The Response-Process-Evaluation Method: A New Approach to Survey-Item Validation
Abstract
Pretesting survey items for interpretability and relevance is a commonly recommended practice in the social sciences. The goal is to construct items that are understood as intended by the population of interest and test if participants use the expected cognitive processes when responding to a survey item. Such evidence forms the basis for a critical source of validity evidence known as the “response process,” which is often neglected in favor of quantitative methods. This may be because existing methods of investigating item comprehension, such as cognitive interviewing and web probing, lack clear guidelines for retesting revised items and documenting improvements and can be difficult to implement in large samples. To remedy this, we introduce the response-process-evaluation (RPE) method, a standardized framework for pretesting multiple versions of a survey. This iterative, evidence-based approach to item development relies on feedback from the population of interest to quantify and qualify improvements in item interpretability across a large sample.
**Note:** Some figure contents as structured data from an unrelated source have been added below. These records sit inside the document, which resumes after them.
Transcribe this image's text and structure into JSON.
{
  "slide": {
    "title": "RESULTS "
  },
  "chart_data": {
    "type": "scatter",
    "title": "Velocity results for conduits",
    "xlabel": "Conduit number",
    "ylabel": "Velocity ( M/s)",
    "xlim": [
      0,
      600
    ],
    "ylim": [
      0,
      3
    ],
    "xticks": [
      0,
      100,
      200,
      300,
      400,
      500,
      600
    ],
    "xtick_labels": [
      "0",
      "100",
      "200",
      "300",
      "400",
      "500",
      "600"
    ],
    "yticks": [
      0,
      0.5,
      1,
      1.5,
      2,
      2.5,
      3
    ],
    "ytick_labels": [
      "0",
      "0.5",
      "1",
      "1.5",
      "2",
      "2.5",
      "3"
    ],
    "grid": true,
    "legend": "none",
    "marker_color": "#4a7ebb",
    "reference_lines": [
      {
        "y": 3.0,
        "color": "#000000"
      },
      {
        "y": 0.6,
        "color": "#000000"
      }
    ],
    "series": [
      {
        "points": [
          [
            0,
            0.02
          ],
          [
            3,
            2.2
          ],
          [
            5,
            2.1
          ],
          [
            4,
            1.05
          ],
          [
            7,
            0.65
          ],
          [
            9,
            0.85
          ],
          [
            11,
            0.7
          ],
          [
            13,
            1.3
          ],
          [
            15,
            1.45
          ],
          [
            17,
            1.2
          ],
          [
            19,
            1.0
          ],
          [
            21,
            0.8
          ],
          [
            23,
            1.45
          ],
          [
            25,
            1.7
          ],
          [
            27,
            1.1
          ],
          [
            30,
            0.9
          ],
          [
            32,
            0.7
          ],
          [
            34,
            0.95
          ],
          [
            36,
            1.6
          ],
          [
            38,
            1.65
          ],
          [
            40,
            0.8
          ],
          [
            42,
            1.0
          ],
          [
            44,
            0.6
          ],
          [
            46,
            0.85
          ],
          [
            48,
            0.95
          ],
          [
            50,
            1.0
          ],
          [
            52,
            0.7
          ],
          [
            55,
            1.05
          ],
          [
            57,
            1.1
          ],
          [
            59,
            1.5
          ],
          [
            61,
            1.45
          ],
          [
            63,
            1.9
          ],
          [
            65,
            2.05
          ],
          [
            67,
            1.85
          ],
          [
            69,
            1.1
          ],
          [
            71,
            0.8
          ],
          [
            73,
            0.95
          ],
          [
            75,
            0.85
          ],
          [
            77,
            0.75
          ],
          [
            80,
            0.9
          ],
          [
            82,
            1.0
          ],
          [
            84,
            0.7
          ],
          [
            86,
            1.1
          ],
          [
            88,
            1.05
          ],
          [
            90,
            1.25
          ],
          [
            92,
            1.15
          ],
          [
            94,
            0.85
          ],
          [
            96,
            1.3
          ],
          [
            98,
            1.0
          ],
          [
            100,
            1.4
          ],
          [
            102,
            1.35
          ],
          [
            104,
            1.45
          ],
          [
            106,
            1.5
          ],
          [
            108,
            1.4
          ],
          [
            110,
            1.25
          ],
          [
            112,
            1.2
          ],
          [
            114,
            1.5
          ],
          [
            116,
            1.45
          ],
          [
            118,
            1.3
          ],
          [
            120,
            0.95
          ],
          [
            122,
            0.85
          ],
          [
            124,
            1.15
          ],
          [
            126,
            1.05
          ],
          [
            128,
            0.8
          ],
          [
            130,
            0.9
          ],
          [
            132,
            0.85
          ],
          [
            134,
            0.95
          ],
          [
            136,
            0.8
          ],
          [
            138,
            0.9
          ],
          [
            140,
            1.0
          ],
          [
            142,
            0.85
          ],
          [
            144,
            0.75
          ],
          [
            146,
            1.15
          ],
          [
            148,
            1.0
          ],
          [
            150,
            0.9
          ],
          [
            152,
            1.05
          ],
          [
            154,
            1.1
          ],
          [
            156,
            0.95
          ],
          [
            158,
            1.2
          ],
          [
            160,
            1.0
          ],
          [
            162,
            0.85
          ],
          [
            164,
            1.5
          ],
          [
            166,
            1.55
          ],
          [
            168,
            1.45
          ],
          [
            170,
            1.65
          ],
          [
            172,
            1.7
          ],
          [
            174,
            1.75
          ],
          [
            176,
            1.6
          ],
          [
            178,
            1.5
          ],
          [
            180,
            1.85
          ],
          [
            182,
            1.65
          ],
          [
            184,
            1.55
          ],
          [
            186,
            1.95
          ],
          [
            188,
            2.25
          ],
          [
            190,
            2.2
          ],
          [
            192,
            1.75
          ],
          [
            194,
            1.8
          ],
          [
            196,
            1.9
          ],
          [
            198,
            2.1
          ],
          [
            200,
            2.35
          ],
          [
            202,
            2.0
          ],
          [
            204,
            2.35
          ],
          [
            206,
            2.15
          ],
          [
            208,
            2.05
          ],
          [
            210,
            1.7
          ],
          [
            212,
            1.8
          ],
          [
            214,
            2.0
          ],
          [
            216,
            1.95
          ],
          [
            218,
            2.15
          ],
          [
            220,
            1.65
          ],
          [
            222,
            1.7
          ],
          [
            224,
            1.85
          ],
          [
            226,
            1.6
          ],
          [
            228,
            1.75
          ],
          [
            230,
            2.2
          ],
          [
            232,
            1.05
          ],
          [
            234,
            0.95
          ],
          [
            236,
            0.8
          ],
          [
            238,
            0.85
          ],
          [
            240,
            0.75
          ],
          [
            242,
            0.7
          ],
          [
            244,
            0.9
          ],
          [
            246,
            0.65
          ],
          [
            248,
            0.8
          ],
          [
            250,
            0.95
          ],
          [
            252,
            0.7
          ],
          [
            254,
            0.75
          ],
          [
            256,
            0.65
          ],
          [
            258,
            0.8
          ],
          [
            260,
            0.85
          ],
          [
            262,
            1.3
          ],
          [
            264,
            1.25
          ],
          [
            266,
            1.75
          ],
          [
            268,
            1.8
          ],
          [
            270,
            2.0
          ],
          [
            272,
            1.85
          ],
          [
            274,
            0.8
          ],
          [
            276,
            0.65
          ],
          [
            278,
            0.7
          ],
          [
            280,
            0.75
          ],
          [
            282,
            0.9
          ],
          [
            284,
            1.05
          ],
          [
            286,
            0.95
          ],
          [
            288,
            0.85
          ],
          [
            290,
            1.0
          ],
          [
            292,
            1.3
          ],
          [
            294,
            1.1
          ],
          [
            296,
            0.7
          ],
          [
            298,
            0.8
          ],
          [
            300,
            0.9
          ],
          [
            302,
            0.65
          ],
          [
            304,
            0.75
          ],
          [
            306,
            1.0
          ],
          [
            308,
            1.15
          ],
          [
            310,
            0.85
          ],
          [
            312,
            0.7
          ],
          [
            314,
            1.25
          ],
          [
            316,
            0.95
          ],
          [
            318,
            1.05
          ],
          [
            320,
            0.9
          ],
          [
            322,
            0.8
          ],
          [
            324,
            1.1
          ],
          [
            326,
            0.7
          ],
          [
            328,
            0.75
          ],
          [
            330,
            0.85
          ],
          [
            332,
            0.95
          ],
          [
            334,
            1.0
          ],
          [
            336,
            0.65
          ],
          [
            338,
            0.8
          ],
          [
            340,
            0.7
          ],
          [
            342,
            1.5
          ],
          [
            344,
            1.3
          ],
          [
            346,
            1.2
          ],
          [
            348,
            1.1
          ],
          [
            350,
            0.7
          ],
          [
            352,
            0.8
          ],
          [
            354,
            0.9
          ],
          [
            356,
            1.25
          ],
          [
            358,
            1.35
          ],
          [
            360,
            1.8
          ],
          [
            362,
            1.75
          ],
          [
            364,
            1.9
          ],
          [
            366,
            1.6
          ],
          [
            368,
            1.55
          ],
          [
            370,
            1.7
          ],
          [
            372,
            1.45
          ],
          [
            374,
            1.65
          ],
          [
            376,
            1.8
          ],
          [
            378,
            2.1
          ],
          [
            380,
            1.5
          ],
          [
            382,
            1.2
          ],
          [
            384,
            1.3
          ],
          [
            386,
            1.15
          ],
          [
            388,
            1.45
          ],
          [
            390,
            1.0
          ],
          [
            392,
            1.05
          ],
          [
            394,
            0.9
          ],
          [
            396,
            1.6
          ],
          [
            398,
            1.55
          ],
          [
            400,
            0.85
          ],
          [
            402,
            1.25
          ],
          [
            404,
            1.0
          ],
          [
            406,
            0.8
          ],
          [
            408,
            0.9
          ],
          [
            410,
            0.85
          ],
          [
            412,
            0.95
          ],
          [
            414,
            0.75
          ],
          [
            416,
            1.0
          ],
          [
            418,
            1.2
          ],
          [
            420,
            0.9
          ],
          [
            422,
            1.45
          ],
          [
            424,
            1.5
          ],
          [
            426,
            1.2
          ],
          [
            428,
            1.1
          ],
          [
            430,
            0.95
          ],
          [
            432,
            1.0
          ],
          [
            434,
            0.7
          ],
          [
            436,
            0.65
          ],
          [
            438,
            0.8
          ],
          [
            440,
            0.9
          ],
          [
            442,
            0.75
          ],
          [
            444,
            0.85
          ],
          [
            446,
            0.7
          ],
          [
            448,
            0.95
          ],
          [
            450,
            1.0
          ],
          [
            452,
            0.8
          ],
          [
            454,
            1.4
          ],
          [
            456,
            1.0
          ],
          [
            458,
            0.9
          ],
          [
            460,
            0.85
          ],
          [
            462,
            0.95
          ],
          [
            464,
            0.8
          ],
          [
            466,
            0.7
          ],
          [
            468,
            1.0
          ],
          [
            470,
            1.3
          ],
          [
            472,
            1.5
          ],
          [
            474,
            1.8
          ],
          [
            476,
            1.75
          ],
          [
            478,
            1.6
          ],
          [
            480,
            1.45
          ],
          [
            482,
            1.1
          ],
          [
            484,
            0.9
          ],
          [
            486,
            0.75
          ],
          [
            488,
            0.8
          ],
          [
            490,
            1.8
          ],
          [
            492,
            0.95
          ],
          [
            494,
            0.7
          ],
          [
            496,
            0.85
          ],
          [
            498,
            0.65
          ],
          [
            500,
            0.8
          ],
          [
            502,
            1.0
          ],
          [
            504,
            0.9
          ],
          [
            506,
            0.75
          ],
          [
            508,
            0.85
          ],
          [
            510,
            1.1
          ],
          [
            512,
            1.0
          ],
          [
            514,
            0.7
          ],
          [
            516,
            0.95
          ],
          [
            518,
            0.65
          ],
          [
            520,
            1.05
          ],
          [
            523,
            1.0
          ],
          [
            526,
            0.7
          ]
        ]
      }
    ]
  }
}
The result is a set of item-validation reports that detail the intended interpretation and use of each item, the population it was validated on, the percentage of participants that interpreted the item as intended, examples of participant interpretations, and any common misinterpretations to be cautious of. We also include an empirical study that compares the RPE method with cognitive interviewing in terms of the quality of data gathered and the resources expended. Researchers may find that they have more confidence in the inferences drawn from survey data after engaging in rigorous item pretesting.